Отец и сын сели на скамейку, прислушались. Было тихо-тихо. Вот и солнце встало, но ни один фабричный гудок так и не нарушил праздничного покоя этого утра. Даже конки не позванивают. Заводские трубы не дымят, и небо ясно. Питерские рабочие сегодня бастуют.
— Тишина! — хлопнул Иван Филиппович по плечу сына. — Понимать надо!
Из открытой двери кухни потянуло запахом горячих праздничных пирогов. Мать позвала пить чай. Отец ел, прислушивался и говорил:
— Слышишь, мать, какая тишина…
После чая он надел праздничный пиджак, положил в карман аккуратно сложенный красный бант. Под пиджак спрятал полотнище флага. На одной стороне его было написано «Долой самодержавие!», на другой — «Да здравствует Первое мая!».

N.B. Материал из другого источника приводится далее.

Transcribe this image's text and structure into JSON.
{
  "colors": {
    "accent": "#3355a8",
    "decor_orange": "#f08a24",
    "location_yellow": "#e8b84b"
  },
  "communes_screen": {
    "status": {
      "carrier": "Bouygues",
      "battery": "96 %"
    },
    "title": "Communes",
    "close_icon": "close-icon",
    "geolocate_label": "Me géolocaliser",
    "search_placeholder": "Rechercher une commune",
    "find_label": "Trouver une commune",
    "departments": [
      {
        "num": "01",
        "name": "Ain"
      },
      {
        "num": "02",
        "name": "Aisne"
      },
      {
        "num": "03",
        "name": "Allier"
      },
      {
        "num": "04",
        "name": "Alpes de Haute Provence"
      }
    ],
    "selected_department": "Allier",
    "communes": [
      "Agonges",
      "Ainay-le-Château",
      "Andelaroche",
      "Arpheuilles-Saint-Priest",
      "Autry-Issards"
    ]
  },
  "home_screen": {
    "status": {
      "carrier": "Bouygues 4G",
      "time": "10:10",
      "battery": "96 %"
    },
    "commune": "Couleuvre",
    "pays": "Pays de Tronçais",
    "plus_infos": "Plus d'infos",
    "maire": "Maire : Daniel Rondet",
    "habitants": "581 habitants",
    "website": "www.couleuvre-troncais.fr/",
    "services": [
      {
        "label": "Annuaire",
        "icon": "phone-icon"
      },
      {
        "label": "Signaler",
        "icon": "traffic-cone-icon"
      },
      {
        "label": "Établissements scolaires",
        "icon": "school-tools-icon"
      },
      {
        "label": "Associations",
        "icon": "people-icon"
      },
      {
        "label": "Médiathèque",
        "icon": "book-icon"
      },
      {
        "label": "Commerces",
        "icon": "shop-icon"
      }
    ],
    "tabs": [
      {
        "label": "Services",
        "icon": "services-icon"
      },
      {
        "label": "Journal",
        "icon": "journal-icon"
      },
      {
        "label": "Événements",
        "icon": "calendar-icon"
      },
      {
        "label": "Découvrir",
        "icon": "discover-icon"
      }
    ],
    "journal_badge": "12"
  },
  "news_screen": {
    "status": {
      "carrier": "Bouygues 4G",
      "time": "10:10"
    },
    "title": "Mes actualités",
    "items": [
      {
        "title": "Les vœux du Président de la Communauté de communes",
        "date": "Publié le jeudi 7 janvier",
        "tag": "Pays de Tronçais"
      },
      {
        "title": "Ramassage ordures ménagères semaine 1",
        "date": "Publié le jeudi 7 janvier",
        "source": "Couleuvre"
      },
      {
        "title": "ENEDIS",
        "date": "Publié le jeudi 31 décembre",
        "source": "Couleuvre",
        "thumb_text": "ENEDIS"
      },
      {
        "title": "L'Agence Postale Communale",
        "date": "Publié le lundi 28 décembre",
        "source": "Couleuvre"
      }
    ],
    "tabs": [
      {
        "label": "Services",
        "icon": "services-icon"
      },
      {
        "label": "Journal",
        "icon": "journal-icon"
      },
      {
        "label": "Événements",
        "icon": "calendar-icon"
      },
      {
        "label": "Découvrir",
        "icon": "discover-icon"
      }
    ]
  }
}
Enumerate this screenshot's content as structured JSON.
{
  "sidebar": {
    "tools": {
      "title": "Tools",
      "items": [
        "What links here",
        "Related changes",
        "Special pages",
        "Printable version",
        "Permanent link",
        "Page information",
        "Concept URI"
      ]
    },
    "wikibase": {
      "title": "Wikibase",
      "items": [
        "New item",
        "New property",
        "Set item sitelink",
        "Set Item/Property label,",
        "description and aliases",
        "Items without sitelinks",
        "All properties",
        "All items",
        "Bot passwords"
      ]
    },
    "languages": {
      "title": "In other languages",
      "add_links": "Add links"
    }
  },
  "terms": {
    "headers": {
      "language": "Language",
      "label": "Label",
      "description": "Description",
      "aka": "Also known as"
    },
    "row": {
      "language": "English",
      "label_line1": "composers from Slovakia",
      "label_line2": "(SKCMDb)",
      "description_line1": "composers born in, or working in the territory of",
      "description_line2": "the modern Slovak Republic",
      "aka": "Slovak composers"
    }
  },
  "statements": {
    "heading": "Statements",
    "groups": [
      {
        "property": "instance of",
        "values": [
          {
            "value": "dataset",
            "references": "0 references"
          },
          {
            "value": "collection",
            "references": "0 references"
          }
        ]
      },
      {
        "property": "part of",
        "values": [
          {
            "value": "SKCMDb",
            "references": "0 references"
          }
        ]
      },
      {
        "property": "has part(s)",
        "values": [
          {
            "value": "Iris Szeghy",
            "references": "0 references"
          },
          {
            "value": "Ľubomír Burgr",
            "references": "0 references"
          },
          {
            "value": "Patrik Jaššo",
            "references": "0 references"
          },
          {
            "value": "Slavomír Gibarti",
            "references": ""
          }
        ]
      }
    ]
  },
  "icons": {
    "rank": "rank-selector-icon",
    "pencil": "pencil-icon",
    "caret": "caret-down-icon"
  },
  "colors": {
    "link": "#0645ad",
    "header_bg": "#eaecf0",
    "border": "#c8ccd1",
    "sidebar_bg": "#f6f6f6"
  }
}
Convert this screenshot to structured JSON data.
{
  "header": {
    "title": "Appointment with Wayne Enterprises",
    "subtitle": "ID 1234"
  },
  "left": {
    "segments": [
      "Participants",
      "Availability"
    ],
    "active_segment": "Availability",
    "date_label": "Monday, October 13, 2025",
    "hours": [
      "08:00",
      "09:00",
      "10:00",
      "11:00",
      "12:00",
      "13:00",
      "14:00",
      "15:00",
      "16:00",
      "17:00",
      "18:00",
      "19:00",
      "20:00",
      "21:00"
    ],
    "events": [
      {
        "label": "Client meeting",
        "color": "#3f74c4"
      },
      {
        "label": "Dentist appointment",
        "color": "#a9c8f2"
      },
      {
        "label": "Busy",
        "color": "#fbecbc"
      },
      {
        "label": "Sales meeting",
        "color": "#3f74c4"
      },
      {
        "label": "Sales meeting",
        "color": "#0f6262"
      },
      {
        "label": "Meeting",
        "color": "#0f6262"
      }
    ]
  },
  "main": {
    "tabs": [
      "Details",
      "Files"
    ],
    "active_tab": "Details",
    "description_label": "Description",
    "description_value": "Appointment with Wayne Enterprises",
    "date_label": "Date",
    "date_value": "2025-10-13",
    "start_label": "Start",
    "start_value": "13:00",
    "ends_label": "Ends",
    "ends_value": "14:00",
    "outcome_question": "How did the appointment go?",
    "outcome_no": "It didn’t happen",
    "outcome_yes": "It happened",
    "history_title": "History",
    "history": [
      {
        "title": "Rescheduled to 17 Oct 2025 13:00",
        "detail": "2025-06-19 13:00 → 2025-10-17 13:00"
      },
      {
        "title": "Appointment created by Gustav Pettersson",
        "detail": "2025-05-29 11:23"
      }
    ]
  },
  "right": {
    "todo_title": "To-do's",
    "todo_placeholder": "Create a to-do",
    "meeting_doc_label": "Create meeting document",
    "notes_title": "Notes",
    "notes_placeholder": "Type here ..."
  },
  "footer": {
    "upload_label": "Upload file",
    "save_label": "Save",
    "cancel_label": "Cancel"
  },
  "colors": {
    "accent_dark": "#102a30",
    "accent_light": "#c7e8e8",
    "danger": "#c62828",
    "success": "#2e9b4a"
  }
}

Ромка не просился идти с отцом, и мать была рада-радёшенька. Она и за отца-то волновалась, а за сына вдвойне. Вон полиция как лютует.
Отец подмигнул сыну — действуй, мол, — и ушёл.
Матери вдруг стало жалко Ромку.
— Ты бы, сынок, пошёл к голубям, что ли…
Ромка посмотрел на мать — не ослышался ли он?
Она всегда ругала его за голубей — и занятие пустое, и крыша-то ветхая, вот-вот обвалится, — а сегодня сама посылает.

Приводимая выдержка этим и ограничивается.